PyMuPDF icon indicating copy to clipboard operation
PyMuPDF copied to clipboard

Capture printed error when input pdf file is corrupted

Open han-xiao-upright opened this issue 1 year ago • 1 comments

Is your feature request related to a problem? Please describe.

I'd like to implement a functionality which processes multiple PDF files one by one.

Some PDFs are "valid" while some of the PDF files are corrupted, in which case they should be ignored.

In my case, reading corrupted PDF files make pymupdf prints out a list of errors, instead of raising them.

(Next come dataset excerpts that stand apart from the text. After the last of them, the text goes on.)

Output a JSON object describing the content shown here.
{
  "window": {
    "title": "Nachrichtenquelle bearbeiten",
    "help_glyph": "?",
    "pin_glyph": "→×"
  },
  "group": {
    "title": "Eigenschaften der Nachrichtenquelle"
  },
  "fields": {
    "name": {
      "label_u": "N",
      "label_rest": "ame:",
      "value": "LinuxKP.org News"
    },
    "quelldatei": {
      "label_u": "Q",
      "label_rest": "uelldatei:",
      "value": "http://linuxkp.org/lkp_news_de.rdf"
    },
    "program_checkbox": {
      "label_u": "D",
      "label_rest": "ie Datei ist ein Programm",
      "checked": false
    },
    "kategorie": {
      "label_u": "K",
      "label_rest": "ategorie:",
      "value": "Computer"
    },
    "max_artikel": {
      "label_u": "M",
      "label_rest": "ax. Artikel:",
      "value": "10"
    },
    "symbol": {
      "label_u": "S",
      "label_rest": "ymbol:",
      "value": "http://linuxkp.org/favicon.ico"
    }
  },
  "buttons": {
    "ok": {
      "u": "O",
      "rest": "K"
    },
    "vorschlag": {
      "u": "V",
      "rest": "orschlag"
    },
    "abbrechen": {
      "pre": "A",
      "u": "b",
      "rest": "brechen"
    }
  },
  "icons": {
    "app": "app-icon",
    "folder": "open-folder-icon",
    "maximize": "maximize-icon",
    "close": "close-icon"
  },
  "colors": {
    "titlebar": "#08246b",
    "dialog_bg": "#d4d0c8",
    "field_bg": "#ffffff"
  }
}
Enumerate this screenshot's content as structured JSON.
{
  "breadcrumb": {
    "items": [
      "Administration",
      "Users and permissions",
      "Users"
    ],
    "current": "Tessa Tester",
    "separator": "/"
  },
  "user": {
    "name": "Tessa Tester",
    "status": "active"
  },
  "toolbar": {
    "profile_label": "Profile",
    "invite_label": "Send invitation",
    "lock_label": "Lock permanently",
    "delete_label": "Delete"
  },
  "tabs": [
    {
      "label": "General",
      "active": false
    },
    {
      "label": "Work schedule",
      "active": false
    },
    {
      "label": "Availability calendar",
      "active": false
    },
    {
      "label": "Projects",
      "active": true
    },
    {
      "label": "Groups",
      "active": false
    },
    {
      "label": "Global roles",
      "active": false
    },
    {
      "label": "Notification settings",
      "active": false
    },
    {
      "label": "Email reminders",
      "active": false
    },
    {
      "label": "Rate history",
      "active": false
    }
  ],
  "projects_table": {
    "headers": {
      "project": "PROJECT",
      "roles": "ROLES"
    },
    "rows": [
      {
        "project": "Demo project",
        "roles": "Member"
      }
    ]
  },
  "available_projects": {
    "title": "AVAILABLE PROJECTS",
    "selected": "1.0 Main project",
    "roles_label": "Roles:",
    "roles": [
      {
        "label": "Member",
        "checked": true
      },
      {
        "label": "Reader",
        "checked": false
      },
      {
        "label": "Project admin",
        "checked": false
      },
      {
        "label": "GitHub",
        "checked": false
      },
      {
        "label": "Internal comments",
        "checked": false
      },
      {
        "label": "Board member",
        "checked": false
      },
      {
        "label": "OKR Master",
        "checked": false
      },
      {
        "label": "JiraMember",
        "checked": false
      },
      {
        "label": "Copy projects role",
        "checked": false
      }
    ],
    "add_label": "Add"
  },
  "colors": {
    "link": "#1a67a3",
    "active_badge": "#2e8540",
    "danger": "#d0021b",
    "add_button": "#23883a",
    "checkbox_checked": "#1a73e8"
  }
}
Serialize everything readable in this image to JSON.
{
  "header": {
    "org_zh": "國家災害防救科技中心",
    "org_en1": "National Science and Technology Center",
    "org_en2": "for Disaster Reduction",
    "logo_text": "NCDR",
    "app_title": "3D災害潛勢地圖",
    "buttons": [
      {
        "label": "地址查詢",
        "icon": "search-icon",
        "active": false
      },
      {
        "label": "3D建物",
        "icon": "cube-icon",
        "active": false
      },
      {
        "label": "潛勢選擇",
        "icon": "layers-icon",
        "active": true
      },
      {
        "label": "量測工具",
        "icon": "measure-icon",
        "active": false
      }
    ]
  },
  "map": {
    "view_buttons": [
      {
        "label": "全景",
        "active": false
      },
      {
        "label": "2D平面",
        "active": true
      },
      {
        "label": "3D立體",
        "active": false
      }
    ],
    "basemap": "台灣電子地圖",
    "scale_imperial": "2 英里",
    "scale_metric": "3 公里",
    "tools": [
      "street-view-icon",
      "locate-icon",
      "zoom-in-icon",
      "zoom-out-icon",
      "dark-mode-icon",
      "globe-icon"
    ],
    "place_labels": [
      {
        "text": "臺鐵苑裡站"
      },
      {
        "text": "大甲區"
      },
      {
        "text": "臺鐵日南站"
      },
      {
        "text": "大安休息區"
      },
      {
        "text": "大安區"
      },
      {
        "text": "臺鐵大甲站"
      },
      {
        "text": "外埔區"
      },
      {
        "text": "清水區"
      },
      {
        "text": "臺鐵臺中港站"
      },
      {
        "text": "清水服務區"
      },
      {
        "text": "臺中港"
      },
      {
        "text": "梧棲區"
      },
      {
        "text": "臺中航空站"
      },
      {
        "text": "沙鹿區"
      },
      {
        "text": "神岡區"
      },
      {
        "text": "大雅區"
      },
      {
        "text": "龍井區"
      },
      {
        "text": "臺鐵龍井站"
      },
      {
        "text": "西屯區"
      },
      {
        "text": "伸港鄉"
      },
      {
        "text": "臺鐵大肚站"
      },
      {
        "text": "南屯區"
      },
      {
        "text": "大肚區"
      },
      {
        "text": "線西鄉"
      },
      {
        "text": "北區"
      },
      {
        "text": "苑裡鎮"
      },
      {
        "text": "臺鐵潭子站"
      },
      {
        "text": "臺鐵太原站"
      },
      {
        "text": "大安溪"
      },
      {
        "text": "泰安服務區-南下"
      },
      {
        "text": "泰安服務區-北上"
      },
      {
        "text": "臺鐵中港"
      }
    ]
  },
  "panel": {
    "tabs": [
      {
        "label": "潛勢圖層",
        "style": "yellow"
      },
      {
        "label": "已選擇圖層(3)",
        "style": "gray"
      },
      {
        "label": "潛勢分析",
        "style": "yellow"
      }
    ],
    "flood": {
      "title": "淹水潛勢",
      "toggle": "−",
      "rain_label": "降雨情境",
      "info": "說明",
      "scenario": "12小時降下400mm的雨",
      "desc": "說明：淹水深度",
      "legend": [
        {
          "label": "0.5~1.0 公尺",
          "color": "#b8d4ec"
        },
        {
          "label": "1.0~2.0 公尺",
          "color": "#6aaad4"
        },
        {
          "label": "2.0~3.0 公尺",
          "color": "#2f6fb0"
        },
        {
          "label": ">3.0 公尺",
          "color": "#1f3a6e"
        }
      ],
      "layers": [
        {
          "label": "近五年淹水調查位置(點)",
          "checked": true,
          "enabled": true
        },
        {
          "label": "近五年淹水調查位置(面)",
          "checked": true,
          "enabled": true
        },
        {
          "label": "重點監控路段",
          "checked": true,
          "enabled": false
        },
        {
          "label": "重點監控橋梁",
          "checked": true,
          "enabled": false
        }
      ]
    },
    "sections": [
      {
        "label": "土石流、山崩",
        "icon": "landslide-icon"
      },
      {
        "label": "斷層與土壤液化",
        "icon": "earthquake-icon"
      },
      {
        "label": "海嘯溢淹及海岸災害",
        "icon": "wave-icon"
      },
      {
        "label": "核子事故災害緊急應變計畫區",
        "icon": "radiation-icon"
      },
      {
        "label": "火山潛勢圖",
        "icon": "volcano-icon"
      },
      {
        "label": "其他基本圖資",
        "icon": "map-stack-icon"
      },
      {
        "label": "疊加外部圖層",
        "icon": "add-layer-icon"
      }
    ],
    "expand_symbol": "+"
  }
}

For instance, the following code

import pymupdf

doc = pymupdf.open("/path/to/a/corrupted/file.pdf")
p0 = doc[0]
p0.get_pixmap(dpi=100)

gives

MuPDF error: library error: zlib error: incorrect header check

MuPDF error: format error: cmsOpenProfileFromMem failed

MuPDF error: library error: zlib error: incorrect header check

MuPDF error: syntax error: syntax error in content stream

MuPDF error: syntax error: syntax error in content stream

Describe the solution you'd like

Arguable, raising the errors makes handling them easier. So I would like the following:

  • instead of printing the error and continue to subsequent code, raise an exception and stop there

Perhaps via a configurable keyword argument

doc = pymupdf.open("/path/to/a/corrupted/file.pdf")
p0 = doc[0]
p0.get_pixmap(dpi=100, raise_error=True)

Describe alternatives you've considered Are there several options for how your request could be met?

Additional context Add any other context or screenshots about the feature request here.

han-xiao-upright avatar Jul 02 '24 12:07 han-xiao-upright

Not all errors require raising an exception. On the contrary, MuPDF strives to keep processing by falling back to whatever repair mechanisms. You can suppress the display of these messages by setting a global parameter via pymupdf.TOOLS.mupdf_display_errors(False). In any case, you can extract the error and warning messages (all collected in the same pymupdf string variable) via pymupdf.TOOLS.mupdf_warnings(reset=True). Each call with True empties that variable. In your case you already today could do this

import pymupdf
pymupdf.TOOLS.mupdf_display_errors(False)

# then, at any desired spot (e.g. pixmap creation) do this:
pix = page.get_pixmap()
msg = pymupdf.TOOLS.mupdf_warnings(reset=True)
if "error" in msg:
    raise RuntimeError(msg)

I am very much against an implementation as you indicated it. How many dozens or hundreds of methods would we have to change? A focused implementation like indicated above serves the same purpose.

JorjMcKie avatar Jul 02 '24 13:07 JorjMcKie

Thanks for the insight! Closing the issue.

han-xiao-upright avatar Jul 03 '24 06:07 han-xiao-upright